As a writer, one of my top priorities is to make life easier for my clients. I know when marketers hire me, it’s not just because they need a white paper or a case study.
What they really need is someone who can get the job done—and well—without a bunch of hand-holding. You know, so they can check that task off their to-do list, not add to it.
But no matter how committed I am, one simple truth remains: it’s not just what I do that determines the success of the project—it also depends on what my clients do.
So what can you do to make sure your next writing project’s a home run? Here are four things your freelancer needs from you to knock it out of the park.
1. Relevant background info
A professional writer can and will pore over your website to learn about your company. But depending on your website, that may mean sifting through a ton of information, or practically none at all.
Point your writer to those resources that are most relevant to the current project. Press releases, marketing collateral, internal memos and talking points—all of these can provide crucial insight into your company.
2. Solid sources
In my experience, the difference between a good piece and a one that truly kills it often comes down to the experts provided by the client. Whether quoted directly in the piece or not, sources serve as the foundation of the piece itself.
When referring your writer to a marketing colleague or technical expert, choose sources who are good communicators. Consider whether the source needs to have an in-depth understanding of your company, or if you need someone who can provide an impartial perspective.
3. A project advocate
Every project needs an internal champion to keep things running smoothly. With everyone’s insane schedules, it’s common for internal folks to put off interviews, not return emails and leave important questions unanswered. And while good writers have that ideal combination of politeness and persistence, it’s easy to see how quickly a project can run off-course without an internal advocate.
If you’re the designated point person, that means being part of the planning phase, helping determine the piece’s purpose and objectives while setting expectations for team members. During the project, you may also need to remind your colleagues to do their part in terms of making time for interviews or reviewing drafts.

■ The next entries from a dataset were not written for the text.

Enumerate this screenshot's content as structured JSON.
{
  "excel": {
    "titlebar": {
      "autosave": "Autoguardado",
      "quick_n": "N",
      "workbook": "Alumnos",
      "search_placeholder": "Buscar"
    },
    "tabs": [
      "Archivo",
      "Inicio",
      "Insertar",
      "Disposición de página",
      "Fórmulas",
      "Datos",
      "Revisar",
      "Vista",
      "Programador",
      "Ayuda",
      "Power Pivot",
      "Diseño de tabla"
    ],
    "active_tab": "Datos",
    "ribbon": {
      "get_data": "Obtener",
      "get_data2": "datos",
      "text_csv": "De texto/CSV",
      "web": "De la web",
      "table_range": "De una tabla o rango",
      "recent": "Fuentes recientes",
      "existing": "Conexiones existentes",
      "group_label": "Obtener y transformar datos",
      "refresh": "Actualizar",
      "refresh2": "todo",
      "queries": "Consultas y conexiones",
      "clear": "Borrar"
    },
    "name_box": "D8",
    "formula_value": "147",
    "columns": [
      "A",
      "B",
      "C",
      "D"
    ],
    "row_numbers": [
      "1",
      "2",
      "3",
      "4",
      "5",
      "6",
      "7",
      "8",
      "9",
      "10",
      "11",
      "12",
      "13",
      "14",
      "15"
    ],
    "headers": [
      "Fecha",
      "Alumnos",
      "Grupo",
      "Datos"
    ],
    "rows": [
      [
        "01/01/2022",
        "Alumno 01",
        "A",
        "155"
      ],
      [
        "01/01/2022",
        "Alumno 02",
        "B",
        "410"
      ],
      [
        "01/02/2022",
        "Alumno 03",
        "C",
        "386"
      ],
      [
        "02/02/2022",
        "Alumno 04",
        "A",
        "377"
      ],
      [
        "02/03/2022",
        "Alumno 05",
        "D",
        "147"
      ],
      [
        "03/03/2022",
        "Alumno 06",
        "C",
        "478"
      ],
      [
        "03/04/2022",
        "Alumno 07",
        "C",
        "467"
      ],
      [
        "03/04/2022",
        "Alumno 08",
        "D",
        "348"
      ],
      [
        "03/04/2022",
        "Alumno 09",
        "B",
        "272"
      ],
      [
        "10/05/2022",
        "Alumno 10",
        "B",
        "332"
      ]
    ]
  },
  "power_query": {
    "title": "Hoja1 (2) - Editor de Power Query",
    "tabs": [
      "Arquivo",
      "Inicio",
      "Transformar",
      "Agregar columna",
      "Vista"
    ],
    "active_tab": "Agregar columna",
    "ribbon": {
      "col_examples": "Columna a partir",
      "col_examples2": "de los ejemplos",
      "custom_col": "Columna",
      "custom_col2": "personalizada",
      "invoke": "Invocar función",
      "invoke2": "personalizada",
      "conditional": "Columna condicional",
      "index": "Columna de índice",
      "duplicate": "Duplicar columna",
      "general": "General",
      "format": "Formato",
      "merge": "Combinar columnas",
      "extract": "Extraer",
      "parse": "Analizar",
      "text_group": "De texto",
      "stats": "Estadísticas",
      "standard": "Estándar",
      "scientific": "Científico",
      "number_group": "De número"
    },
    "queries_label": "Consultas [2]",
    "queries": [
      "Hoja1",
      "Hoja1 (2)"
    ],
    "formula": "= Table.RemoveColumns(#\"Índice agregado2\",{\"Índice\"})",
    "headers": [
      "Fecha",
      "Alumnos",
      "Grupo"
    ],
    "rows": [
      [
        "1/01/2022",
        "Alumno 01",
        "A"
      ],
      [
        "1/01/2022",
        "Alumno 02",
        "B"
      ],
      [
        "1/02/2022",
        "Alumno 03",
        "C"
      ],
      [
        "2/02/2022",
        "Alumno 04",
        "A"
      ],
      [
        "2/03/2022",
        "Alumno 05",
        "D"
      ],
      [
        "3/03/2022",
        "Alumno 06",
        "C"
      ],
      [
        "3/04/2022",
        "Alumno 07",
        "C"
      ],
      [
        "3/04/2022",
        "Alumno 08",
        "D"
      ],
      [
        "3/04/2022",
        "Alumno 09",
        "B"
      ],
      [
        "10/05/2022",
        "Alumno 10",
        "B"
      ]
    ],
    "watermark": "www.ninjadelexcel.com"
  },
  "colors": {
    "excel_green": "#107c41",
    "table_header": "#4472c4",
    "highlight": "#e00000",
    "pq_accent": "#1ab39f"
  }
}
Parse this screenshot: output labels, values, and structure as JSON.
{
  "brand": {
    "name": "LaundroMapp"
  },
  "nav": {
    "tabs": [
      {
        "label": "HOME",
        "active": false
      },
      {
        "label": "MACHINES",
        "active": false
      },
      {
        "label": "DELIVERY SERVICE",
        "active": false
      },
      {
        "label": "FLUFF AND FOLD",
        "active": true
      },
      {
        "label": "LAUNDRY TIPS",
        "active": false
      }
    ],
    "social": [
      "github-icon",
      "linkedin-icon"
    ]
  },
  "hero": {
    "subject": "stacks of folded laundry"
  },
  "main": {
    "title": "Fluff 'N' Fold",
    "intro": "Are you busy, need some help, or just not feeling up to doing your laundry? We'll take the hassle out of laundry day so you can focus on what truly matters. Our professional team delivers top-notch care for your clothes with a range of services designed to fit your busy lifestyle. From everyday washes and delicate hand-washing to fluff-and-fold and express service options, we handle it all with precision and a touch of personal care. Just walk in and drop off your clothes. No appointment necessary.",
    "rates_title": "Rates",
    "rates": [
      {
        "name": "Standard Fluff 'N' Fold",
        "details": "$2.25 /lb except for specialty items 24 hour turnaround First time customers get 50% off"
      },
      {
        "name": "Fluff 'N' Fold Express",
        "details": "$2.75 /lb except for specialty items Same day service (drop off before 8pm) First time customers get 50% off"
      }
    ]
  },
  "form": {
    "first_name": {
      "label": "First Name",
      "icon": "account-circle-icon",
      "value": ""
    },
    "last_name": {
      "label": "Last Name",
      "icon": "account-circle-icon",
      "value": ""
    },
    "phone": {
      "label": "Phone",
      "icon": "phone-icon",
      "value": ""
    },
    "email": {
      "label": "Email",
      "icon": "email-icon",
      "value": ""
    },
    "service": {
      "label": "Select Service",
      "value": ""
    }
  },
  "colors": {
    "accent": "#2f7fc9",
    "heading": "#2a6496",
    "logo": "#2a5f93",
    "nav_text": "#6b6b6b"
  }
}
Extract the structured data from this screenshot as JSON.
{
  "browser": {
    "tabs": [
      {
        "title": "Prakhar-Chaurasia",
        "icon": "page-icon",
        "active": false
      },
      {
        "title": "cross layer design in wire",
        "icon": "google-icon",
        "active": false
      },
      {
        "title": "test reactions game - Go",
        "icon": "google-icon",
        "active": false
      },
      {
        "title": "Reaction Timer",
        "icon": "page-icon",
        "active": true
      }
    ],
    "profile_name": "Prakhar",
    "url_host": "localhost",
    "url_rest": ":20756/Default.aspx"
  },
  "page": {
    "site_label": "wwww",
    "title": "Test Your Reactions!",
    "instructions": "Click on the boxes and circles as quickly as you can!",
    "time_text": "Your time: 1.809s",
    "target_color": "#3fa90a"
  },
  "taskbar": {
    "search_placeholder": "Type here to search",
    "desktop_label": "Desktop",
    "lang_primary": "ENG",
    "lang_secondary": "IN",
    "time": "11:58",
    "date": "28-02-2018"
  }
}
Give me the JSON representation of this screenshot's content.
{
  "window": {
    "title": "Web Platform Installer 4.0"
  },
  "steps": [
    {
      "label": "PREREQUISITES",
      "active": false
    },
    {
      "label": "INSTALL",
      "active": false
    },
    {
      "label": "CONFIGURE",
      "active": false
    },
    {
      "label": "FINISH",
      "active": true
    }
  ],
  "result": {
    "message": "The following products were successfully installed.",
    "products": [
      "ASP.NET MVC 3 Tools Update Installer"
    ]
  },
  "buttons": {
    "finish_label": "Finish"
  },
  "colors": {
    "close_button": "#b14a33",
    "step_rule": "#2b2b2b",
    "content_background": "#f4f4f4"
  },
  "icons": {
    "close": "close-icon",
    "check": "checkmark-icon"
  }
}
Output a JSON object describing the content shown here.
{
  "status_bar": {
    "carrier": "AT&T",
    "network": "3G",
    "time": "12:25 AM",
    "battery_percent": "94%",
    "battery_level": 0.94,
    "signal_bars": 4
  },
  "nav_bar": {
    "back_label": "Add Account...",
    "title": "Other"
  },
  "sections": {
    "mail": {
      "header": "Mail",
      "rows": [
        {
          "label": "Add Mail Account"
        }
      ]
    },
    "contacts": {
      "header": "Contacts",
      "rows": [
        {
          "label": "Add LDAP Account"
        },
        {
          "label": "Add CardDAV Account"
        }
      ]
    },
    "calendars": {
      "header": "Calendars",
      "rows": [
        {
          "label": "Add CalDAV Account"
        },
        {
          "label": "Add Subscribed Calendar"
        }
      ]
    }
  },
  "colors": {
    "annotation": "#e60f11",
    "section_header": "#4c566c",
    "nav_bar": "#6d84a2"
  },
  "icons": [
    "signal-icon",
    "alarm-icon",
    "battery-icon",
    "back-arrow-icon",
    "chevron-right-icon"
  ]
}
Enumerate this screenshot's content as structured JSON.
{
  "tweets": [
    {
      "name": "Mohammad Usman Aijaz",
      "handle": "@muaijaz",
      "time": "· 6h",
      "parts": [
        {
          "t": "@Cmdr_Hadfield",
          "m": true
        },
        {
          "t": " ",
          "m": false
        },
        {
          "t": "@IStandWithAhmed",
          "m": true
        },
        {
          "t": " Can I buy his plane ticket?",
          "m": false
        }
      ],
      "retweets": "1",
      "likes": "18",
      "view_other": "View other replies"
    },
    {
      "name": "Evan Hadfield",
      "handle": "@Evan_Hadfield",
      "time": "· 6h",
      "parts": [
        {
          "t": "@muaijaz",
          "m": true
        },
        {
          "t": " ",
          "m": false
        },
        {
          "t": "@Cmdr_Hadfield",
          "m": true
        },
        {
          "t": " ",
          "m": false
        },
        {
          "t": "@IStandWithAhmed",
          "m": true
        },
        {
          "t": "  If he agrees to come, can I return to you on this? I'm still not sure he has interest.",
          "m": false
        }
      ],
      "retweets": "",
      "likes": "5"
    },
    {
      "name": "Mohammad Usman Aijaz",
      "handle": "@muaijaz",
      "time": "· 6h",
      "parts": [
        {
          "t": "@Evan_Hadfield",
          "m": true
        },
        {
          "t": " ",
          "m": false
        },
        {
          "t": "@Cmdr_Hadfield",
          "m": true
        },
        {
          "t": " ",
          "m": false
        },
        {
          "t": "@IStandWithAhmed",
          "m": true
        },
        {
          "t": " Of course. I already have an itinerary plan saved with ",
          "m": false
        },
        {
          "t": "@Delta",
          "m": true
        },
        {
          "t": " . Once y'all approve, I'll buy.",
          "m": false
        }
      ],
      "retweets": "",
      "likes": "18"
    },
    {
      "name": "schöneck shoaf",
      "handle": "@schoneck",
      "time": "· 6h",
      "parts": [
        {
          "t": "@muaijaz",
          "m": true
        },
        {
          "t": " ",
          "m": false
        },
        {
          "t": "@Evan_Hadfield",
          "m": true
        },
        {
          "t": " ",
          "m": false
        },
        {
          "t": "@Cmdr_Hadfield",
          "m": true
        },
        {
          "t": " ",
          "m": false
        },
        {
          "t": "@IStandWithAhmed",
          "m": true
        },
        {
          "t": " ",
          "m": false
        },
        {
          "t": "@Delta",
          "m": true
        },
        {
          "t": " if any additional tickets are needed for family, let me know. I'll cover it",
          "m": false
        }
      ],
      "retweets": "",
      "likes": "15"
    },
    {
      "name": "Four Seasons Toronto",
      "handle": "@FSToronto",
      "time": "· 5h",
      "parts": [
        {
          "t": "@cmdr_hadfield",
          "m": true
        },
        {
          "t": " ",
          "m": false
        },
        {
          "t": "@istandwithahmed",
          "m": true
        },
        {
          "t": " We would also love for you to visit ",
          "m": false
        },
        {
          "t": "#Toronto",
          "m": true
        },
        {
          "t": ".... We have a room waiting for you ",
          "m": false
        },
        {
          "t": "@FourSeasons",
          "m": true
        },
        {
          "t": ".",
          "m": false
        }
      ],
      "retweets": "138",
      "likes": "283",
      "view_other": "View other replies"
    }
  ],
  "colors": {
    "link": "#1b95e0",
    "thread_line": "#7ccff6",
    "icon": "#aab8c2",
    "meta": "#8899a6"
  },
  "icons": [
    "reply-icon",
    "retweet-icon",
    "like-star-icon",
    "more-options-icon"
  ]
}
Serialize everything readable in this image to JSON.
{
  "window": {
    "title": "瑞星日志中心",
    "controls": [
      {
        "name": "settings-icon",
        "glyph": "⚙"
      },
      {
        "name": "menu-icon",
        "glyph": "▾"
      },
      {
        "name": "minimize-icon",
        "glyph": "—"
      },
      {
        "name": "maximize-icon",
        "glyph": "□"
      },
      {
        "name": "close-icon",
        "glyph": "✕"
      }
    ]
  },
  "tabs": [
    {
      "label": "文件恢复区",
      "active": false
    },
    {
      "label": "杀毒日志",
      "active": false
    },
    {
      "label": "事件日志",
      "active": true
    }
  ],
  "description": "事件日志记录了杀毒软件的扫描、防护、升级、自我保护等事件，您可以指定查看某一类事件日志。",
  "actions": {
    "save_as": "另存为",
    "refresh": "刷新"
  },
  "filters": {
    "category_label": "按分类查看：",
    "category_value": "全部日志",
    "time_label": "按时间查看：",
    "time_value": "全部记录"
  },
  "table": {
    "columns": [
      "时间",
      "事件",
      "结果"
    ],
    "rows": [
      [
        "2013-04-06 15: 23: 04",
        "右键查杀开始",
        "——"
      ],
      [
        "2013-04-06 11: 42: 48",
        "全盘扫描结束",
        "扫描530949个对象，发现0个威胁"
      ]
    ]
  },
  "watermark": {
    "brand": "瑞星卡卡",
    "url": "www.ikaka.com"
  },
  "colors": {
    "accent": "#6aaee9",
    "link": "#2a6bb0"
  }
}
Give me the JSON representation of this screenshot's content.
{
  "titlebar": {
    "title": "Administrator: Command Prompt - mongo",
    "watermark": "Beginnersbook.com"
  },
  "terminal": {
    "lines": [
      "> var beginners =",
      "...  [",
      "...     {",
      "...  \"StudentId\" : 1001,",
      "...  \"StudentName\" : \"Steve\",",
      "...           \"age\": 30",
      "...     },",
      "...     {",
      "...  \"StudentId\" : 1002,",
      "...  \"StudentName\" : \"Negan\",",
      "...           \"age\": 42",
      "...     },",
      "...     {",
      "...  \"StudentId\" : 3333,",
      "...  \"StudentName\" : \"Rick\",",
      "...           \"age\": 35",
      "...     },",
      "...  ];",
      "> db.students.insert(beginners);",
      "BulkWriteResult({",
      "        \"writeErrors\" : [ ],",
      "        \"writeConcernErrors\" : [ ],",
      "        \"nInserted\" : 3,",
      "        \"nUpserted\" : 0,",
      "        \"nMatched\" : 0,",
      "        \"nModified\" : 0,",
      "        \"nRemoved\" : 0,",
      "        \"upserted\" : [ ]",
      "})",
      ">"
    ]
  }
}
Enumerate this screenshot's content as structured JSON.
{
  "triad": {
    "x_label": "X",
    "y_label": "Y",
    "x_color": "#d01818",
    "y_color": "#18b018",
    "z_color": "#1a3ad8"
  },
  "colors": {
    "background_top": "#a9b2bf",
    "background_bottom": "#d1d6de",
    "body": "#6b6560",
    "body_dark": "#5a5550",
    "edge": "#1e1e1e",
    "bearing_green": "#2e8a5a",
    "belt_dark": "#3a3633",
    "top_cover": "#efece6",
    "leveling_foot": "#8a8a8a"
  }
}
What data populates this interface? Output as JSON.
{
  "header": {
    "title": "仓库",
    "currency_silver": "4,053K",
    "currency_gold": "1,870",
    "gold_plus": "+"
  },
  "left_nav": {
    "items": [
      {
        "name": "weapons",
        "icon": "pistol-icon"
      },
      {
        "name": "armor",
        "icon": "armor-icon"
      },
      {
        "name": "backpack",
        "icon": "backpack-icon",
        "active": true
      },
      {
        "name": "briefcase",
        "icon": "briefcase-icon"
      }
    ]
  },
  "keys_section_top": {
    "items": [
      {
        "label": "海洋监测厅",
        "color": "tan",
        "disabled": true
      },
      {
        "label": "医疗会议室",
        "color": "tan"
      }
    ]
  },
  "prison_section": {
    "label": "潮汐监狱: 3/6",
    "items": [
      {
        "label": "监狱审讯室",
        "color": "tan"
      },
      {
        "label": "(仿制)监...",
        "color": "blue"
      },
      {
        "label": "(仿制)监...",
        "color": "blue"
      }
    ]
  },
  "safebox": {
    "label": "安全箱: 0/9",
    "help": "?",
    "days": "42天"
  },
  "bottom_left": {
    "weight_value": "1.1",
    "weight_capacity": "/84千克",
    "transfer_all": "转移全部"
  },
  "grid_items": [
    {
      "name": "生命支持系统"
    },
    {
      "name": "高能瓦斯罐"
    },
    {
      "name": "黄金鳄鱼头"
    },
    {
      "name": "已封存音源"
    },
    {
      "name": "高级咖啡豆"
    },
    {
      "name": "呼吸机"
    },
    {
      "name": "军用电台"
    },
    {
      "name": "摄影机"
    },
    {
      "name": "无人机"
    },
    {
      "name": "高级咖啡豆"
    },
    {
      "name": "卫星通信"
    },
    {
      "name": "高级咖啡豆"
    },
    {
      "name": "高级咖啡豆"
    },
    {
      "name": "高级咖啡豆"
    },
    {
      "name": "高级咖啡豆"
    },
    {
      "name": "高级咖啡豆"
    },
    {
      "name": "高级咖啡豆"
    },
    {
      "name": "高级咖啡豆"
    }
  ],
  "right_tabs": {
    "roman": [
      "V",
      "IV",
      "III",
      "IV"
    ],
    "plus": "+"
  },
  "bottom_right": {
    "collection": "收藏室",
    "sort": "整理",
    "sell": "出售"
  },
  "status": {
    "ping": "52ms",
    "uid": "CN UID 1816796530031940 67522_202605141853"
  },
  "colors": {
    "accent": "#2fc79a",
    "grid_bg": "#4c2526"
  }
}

4. Support during revisions
Competing egos, conflicting viewpoints and last-minute scope changes are just a few of the problems that can crop up during the editing phase. To ensure your project makes it to completion, you need to help your writer navigate a group edit situation.
Things you can do to avoid problems include:
- Have a meeting to determine the goals of the piece so that if competing interests arise, you have a path forward (and solid rationale for making those decisions).
- Tell your writer how to interpret conflicting comments, including whose input takes precedence.
- Pick good reviewers who understand the big picture, instead of those who tend to focus on nitpicky details.
It’s possible to get a project done without this kind of support. I know because I’ve been there, bringing projects across the finish line where the client simply did not have the time or inclination to be involved. But in the end, they weren’t the home runs that I hit with clients who were willing to be an engaged partner.